No one thought much of their chances at the beginning of the season. But the Palmyra girls’ basketball team didn’t take it personally, just because outside noise really doesn’t matter all that much.
Apparently, the Cougars who prey together stay together.
“No one expected this, and now we’re fighting for the title,” said Palmyra’s fourth-year head coach, John Polly. “At the beginning of the season, we were the hunters. Then we became the hunted. Now we have the bullseye on our back. We’re getting everyone’s best shot, so we have to be on top of our game.”
To a degree they’re still flying very much under the radar, but the Palmyra girls have been one of the feel-good stories of Lebanon County’s winter sports season. It’s a story that revolves around overachieving, coming together and hard work.
With many of their preseason goals still in front of them, the Cougars are currently focused on sharing a Mid-Penn Keystone Division championship with Mechanicsburg. At 15-5 overall and 11-2 in the division, Palmyra can attain that accomplishment with a road win at Red Land on Saturday evening.
But there is also the upcoming District Three tournament to consider. Palmyra is currently seeded seventh in an AAAAA classification which takes 14 teams for its playoffs,
“That’s what our focus is right now,” said Polly of the Keystone crown. “It would absolutely be a great accomplishment if we could get there.
“These girls don’t want this to end,” continued Polly. “None of them have made a state tournament. We think that’s within our reach.”
What makes the Cougars’ campaign even more remarkable is where they started and how far they’ve come. Palmyra is just a year removed from a disappointing 5-17 season.
“It was frustrating,” said Polly. “We were close last year, but we weren’t quite there. We didn’t want to repeat that. The more we’ve won, you could see the commitment level keep rising. It’s become contagious. They (his players) take the losses hard. Our (coaches’) job is to make sure they’re prepared. There’s still work to be done and a lot of season to be played.

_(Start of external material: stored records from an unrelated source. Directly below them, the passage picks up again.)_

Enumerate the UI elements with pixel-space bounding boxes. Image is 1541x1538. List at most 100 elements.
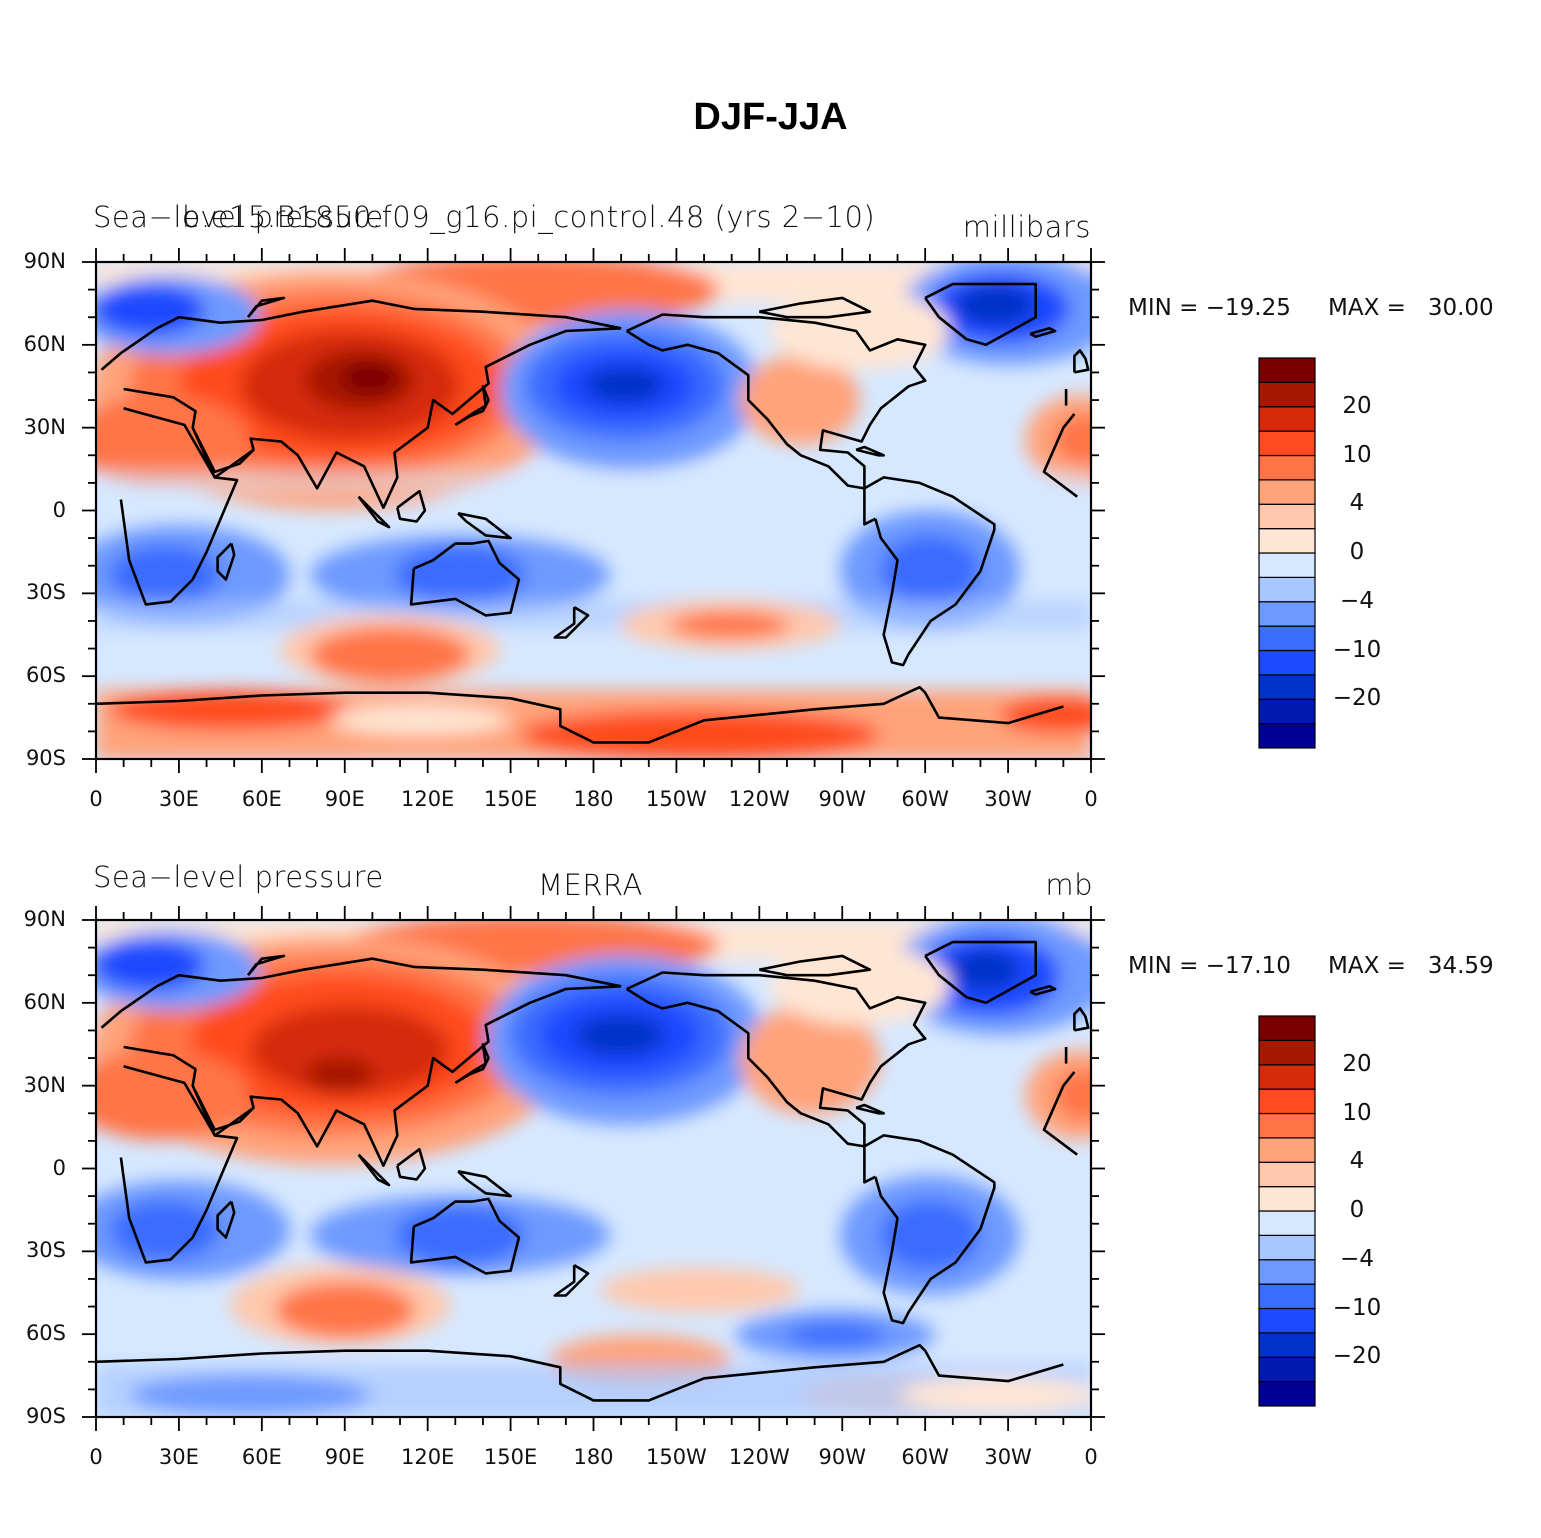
lon-tick-label: 60W [901, 1445, 949, 1469]
colorbar-swatch [1258, 1112, 1316, 1139]
coastline [95, 685, 1064, 744]
coastline [924, 282, 1037, 347]
lon-tick-label: 90W [818, 787, 867, 811]
coastline [1029, 984, 1057, 996]
coastline [396, 489, 427, 523]
lon-tick-label: 120W [728, 1445, 790, 1469]
lon-tick-label: 30E [158, 1445, 199, 1469]
merra-max-label: MAX = 34.59 [1328, 953, 1494, 979]
lon-tick-label: 90W [818, 1445, 867, 1469]
coastline [100, 957, 622, 1029]
coastline [924, 940, 1037, 1005]
lat-tick-label: 0 [52, 1155, 66, 1180]
coastline [855, 1103, 886, 1115]
lon-tick-label: 90E [324, 1445, 365, 1469]
colorbar-label: 20 [1342, 1050, 1372, 1077]
coastline [246, 954, 286, 977]
lon-tick-label: 0 [1084, 787, 1098, 811]
colorbar-swatch [1258, 1088, 1316, 1115]
colorbar-swatch [1258, 503, 1316, 530]
coastline [216, 542, 236, 581]
colorbar-swatch [1258, 1259, 1316, 1285]
merra-axes [82, 906, 1105, 1431]
model-axes [82, 248, 1105, 773]
coastline [1042, 413, 1078, 498]
lat-tick-label: 60N [23, 989, 66, 1014]
lat-tick-label: 60N [23, 331, 66, 356]
colorbar-label: −10 [1332, 636, 1382, 663]
coastline [409, 539, 521, 617]
lon-tick-label: 60E [241, 787, 282, 811]
coastline [194, 432, 255, 474]
coastline [100, 299, 622, 371]
colorbar-label: 0 [1349, 539, 1365, 565]
lon-tick-label: 120E [400, 1445, 455, 1469]
colorbar-swatch [1258, 1210, 1316, 1236]
coastline [626, 971, 927, 1148]
colorbar-swatch [1258, 1356, 1316, 1383]
coastline [123, 985, 622, 1167]
model-colorbar [1258, 357, 1316, 749]
colorbar-label: 20 [1342, 392, 1372, 419]
merra-pressure-field [96, 920, 1091, 1417]
lat-tick-label: 90S [25, 1404, 66, 1428]
coastline [553, 605, 590, 639]
coastline [1073, 349, 1090, 374]
colorbar-swatch [1258, 528, 1316, 554]
lat-tick-label: 30N [23, 1072, 66, 1097]
colorbar-swatch [1258, 406, 1316, 432]
colorbar-swatch [1258, 479, 1316, 505]
colorbar-swatch [1258, 357, 1316, 383]
colorbar-label: −10 [1332, 1294, 1382, 1321]
colorbar-swatch [1258, 1234, 1316, 1261]
lon-tick-label: 150W [645, 787, 707, 811]
coastline [454, 384, 490, 427]
colorbar-swatch [1258, 698, 1316, 725]
model-units: millibars [962, 210, 1091, 244]
lat-tick-label: 30N [23, 414, 66, 439]
coastline [457, 1170, 512, 1198]
colorbar-swatch [1258, 552, 1316, 578]
coastline [123, 327, 622, 510]
lon-tick-label: 180 [573, 1445, 614, 1469]
coastline [357, 495, 391, 529]
coastline [216, 1200, 236, 1239]
lat-tick-label: 30S [25, 1238, 66, 1263]
model-min-label: MIN = −19.25 [1128, 295, 1291, 321]
colorbar-swatch [1258, 454, 1316, 481]
coastline [457, 512, 512, 540]
coastline [553, 1263, 590, 1297]
lon-tick-label: 0 [89, 1445, 103, 1469]
coastline [1073, 1007, 1090, 1032]
model-coastlines [95, 282, 1090, 744]
merra-map [96, 920, 1091, 1417]
lon-tick-label: 30E [158, 787, 199, 811]
lon-tick-label: 180 [573, 787, 614, 811]
colorbar-label: 10 [1342, 1099, 1372, 1126]
lon-tick-label: 60W [901, 787, 949, 811]
colorbar-swatch [1258, 1039, 1316, 1066]
lat-tick-label: 60S [25, 663, 66, 688]
colorbar-label: −4 [1340, 1245, 1374, 1272]
colorbar-swatch [1258, 649, 1316, 676]
coastline [194, 1090, 255, 1132]
colorbar-swatch [1258, 1137, 1316, 1163]
coastline [759, 296, 872, 319]
model-map [96, 262, 1091, 759]
lon-tick-label: 120W [728, 787, 790, 811]
lat-tick-label: 0 [52, 497, 66, 522]
colorbar-label: 0 [1349, 1197, 1365, 1223]
colorbar-swatch [1258, 1381, 1316, 1407]
colorbar-swatch [1258, 601, 1316, 627]
lon-tick-label: 60E [241, 1445, 282, 1469]
merra-min-label: MIN = −17.10 [1128, 953, 1291, 979]
lon-tick-label: 30W [984, 1445, 1032, 1469]
merra-coastlines [95, 940, 1090, 1402]
coastline [863, 1134, 996, 1325]
colorbar-swatch [1258, 723, 1316, 749]
coastline [95, 1343, 1064, 1402]
lon-tick-label: 150W [645, 1445, 707, 1469]
lon-tick-label: 0 [89, 787, 103, 811]
coastline [863, 476, 996, 667]
colorbar-swatch [1258, 1283, 1316, 1310]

“I wouldn’t say that we’ve overachieved,” Polly added. “I knew we could be pretty good if the chemistry was right, if the girls played for each other. I was cautiously optimistic at the beginning of the season. Once we got rolling, we had to make little tweaks here and there to make it more productive for them.”
A preseason poll of Mid-Penn Keystone Division coaches picked Palmyra to finish sixth in this year’s standings.
“I think they all came in with those expectations,” said Polly of his players’ collective focus on improvement. “But I’m not sure they were this high. Our summer season was very productive. The new pieces got a chance to get on the court with each other. We didn’t have to build that chemistry. We could hit the ground running.
“We’ve only lost one game that was out of reach,” Polly continued. “We’re in every game because of our defense. But we don’t need to hold teams to 20 points to win. When we have good offensive games, we can separate from people.”
Palmyra’s very good season hasn’t been without its challenges, its ups and downs.
Despite back-to-back defeats to Lebanon and Cedar Crest early, the Cougars started the year 13-2. Over the last five outings, Palmyra has gone just 2-3.
“These girls log a lot of minutes,” said Polly. “The girls are conditioned well and they’re fine with it. But we’ve had some injuries and some illnesses.
“I’d say our biggest challenge has been managing a short roster,” added Polly. “Our starting five plays almost the whole game every game. I have to make sure I’m not overworking them.”
The chemistry piece has also shaken out well for the Cougars. Seniors Keely Bowers and Emma Sibbach are the leaders, but it may have been the infusion of sophomores Addi Salus and Mya Doster that caused Palmyra to really take off.
“I think the key to success has just been getting all the girls on the same page,” said Polly. “You need to be connected defensively and share the ball offensively. This group of girls has really bought into that idea. We find the hot hand. It’s all about winning games. It doesn’t matter who gets the accolades. It’s all about ‘we’ and not about ‘me.’”
“Now Keely isn’t the focus of every defense,” continued Polly. “It’s a pick-your-poison kind of thing. We have more diversity in scoring. It gives us a little more dimension.”
Very much of the story of the 2023-24 Palmyra girls’ basketball team has yet to be written. And while the Cougars are far from satisfied, nothing that happens from here on out could taint their success.
“I’m really proud of the girls’ dedication,” said Polly. “They come ready to work every day. This group collectively wants to succeed. That makes coaching relatively easy.
“All the reward I get is seeing these girls succeed,” concluded Polly. “They get all the credit. All I try to do is point them down the road.”